With only one month to the end of the Brexit transition period, it should be clear about what this means for rural Scotland, so it is dismal that the governments of the three devolved nations have had to write to the UK Government asking what the plan is.
And at the time of writing, there has been no deal with Europe announced which is making it look increasingly likely that there will be a negative impact on our livestock trade.
It is perhaps not a surprise that a poll taken at AgriScot 2020 had 75% vote stay and only 20% leave, were the referendum to be run again.
Much to crofters’ chagrin it was announced that the promised reform of the Less Favoured Areas Support Scheme (LFASS) wouldn’t go ahead after all and will continue to pay more per hectare, the better the ground.
As most of Scotland is designated Less Favoured Area (LFA) this means relatively good land in the Black Isle, Aberdeenshire and Ayrshire, for example, gets a much higher per-hectare payment than that in the severely disadvantaged areas of the crofting counties.
Furthermore, the convergence uplift – a rebate meant to compensate those on very low payments – will be taken to cover the even higher penalty the Scottish Government incurred for continuing to use LFASS this year.
The original intention of external convergence was to ensure a more equal distribution of direct agricultural support between European member states.
This meant member states that had direct payments per hectare below 90% of the European Union average were to get extra money to close the gap between their level and this average.

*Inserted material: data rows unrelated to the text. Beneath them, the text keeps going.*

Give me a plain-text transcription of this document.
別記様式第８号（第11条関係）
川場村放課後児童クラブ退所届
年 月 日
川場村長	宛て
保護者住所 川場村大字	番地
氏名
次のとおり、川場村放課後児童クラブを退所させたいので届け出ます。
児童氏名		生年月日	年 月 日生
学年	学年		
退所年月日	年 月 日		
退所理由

The UK qualified for an uplift because of Scotland’s low average, hence our fight to get the UK rebate to be allocated entirely to Scotland.
Scotland has a low average due to very low per-hectare payments to crofters and hill farmers on rough grazing – Regions 2 and 3 land.
It would be logical and just therefore that the uplift goes to them, there being no justification for any of it going to Region 1, which already receives high payments.
If we correct figures given by the Scottish Government to be in line with the EU formula, we find that Region 1 is about 111% of the EU average or 123% of the 90% threshold.
However, the Scottish Government disregarded the intention of the rebate and allocated a large proportion of the first tranche to Region 1.
The first tranche distributed £90 million of the £160m, leaving £70m for the second tranche, due early in 2021.
The Scottish Government intend to use it to fill the LFASS deficit.
The penalty incurred is that only 40% of the 2018 LFASS budget of £65m can be paid for 2020 – a deficit of nearly £40m.
Now, the figures as to who gets what are complicated, but you can see that there is not a lot of convergence rebate left for those who deserve it.
The Scottish Crofting Federation (SCF) reiterates the assertion that the convergence money exists to compensate producers who have received very low per-hectare payments.
The LFASS gap will need to be filled, but from elsewhere. There is still considerable resentment in crofting communities about the way in which the uplift has been misused.
- Patrick Krause is chief executive of the Scottish Crofting Federation.